Qu'en pensez-vous, et souscrivez-vous à l'objectif que je viens d'énoncer ?

- Oui, certes. Et l'objectif d'une couverture sociale optimale conjuguée à un maximum d'indépendance est assez clair. Quant à l'atteindre...

Je pense qu'une telle visée requiert deux types de moyens. D'une part, il y faut un certain empirisme. Il faut transformer le champ des institutions sociales en un vaste champ expérimental, de manière à déterminer quelles sont les manettes à tourner, quels sont les boulons à desserrer ici ou là pour introduire le changement souhaité ; il faut effectivement engager une entreprise de décentralisation, par exemple, pour rapprocher les usagers des centres de décision dont ils dépendent et les associer aux processus décisionnels, évitant par là cette espèce de grande intégration globalisante qui laisse les gens dans une complète ignorance de tout ce qui conditionne tel ou tel arrêt. Il faut donc multiplier les expériences partout où c'est possible sur ce terrain particulièrement intéressant et important du social, considérant que tout un ensemble institutionnel, actuellement fragile, devra probablement subir une restructuration de fond en comble.

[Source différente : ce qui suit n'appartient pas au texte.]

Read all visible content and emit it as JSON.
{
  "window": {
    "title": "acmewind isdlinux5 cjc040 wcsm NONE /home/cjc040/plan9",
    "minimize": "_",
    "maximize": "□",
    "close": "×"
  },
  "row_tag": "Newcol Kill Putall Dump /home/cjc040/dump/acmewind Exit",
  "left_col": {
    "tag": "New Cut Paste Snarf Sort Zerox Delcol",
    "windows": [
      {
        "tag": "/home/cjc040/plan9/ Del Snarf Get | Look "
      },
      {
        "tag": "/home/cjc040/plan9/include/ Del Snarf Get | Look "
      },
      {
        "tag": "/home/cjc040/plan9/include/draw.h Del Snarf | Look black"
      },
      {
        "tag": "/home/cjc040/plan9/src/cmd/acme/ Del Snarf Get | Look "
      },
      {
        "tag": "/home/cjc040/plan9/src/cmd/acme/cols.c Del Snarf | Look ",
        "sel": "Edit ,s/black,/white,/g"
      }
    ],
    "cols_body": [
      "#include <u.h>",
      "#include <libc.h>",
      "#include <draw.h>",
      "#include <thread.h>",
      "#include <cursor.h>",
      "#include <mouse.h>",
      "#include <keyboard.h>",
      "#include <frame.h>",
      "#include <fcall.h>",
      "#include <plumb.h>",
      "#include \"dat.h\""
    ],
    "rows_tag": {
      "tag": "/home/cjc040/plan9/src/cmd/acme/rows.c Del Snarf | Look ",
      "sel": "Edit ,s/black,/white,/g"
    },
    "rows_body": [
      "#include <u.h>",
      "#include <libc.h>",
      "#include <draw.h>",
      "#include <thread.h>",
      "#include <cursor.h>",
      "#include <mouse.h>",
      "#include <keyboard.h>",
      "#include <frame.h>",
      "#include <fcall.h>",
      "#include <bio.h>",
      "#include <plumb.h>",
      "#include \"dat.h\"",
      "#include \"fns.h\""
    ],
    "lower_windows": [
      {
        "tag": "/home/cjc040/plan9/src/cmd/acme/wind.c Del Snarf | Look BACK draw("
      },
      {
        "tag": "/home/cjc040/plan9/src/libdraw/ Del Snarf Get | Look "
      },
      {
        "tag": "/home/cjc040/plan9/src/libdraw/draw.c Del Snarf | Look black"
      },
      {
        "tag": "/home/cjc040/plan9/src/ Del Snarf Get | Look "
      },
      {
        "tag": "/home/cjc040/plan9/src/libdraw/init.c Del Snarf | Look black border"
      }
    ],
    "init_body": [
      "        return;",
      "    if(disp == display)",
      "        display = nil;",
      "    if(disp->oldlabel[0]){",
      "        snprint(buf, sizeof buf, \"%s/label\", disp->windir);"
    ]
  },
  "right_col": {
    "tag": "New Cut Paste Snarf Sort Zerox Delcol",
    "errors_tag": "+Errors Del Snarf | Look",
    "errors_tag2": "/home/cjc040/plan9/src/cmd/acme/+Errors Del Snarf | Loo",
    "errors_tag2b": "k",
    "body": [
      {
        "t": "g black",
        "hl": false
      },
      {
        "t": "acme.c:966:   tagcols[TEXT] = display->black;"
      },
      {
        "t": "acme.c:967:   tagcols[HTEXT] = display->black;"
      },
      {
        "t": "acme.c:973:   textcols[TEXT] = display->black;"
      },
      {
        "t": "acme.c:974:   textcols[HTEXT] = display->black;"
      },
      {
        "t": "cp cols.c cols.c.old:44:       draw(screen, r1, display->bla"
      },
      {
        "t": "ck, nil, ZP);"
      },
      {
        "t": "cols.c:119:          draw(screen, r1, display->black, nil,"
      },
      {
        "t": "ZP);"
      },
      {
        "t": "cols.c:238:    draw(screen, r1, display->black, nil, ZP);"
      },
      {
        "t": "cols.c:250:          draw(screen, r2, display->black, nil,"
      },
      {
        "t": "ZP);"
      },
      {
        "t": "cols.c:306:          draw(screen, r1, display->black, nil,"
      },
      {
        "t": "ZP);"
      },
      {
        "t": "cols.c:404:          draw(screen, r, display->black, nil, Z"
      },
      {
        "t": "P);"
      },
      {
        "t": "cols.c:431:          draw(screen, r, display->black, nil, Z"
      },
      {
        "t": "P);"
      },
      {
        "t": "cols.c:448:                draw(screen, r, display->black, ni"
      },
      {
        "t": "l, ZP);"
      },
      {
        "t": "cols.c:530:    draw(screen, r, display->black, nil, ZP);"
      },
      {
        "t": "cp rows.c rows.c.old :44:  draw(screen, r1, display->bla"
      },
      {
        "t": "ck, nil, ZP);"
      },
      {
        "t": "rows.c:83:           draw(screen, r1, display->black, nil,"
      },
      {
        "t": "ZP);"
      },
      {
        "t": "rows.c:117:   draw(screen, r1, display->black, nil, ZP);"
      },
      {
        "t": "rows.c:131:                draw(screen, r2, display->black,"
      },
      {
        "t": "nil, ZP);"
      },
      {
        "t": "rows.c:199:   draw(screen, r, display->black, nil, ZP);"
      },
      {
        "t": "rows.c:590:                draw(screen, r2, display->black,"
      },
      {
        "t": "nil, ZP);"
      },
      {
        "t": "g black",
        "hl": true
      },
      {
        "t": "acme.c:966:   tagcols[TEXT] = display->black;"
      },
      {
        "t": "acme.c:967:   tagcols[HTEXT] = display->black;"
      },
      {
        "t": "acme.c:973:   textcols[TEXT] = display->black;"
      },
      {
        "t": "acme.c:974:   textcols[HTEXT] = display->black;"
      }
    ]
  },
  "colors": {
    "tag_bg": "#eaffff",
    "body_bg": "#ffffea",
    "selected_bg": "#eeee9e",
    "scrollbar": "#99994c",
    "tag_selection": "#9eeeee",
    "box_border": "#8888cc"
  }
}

D'autre part, et c'est un point nodal, il y aurait un travail considérable à faire pour rénover les catégories conceptuelles qui inspirent notre manière d'aborder tous ces problèmes de garanties sociales et de sécurité. Nous développons une pensée qui s'organise encore à l'intérieur de cadres mentaux formés entre 1920 et 1940, essentiellement sous l'influence de Beveridge *, un homme qui serait aujourd'hui plus que centenaire.

* Lord William Henry Beveridge (1879-1963), économiste et administrateur anglais, auteur d'un plan de Sécurité sociale (1942).

Pour l'instant, nous manquons donc totalement d'instruments intellectuels pour envisager en termes neufs la forme sous laquelle nous pourrions parvenir à ce que nous cherchons.

- Pour illustrer peut-être cette caducité des cadres mentaux dont vous parlez, n'y aurait-il pas une étude linguistique à faire sur le sens du mot « assujetti » dans le langage de la Sécurité sociale ?

- Absolument ! Et la question se pose de savoir comment faire pour que la personne ne soit plus un « sujet » au sens de l'assujettissement...

Quant au déficit intellectuel que je viens de souligner, on peut se demander à présent quels sont les foyers d'où pourront sortir des formes d'analyse nouvelles, des cadres conceptuels nouveaux.

Ce que je retiens, pour dire les choses de façon schématique, c'est qu'à la fin du XVIIIe siècle en Angleterre, et au XIXe dans certains pays européens, la vie parlementaire a pu constituer ce lieu d'élaboration et de discussion de projets nouveaux (ainsi des lois fiscales et douanières en Grande-Bretagne). C'est là que s'allumaient d'immenses campagnes d'échanges et de réflexion. Dans la seconde moitié du XIXe, beaucoup de problèmes, beaucoup de projets sont nés de ce qui fut alors une nouvelle vie associative, celle des syndicats, celle des partis politiques, celle des associations diverses. Dans la première moitié du XXe siècle, un travail très important - un effort de conception - a été fait dans les domaines politique, économique et social par des gens comme Keynes ou Beveridge, ainsi que par un certain nombre d'intellectuels, universitaires et gestionnaires.

Mais, convenons-en, la crise que nous traversons, et qui aura bientôt dix ans d'âge, n'a rien suscité d'intéressant ni de nouveau de la part de ces milieux. Il semble qu'il y ait eu de ce côté-là une sorte de stérilisation : on n'y relève aucune invention significative.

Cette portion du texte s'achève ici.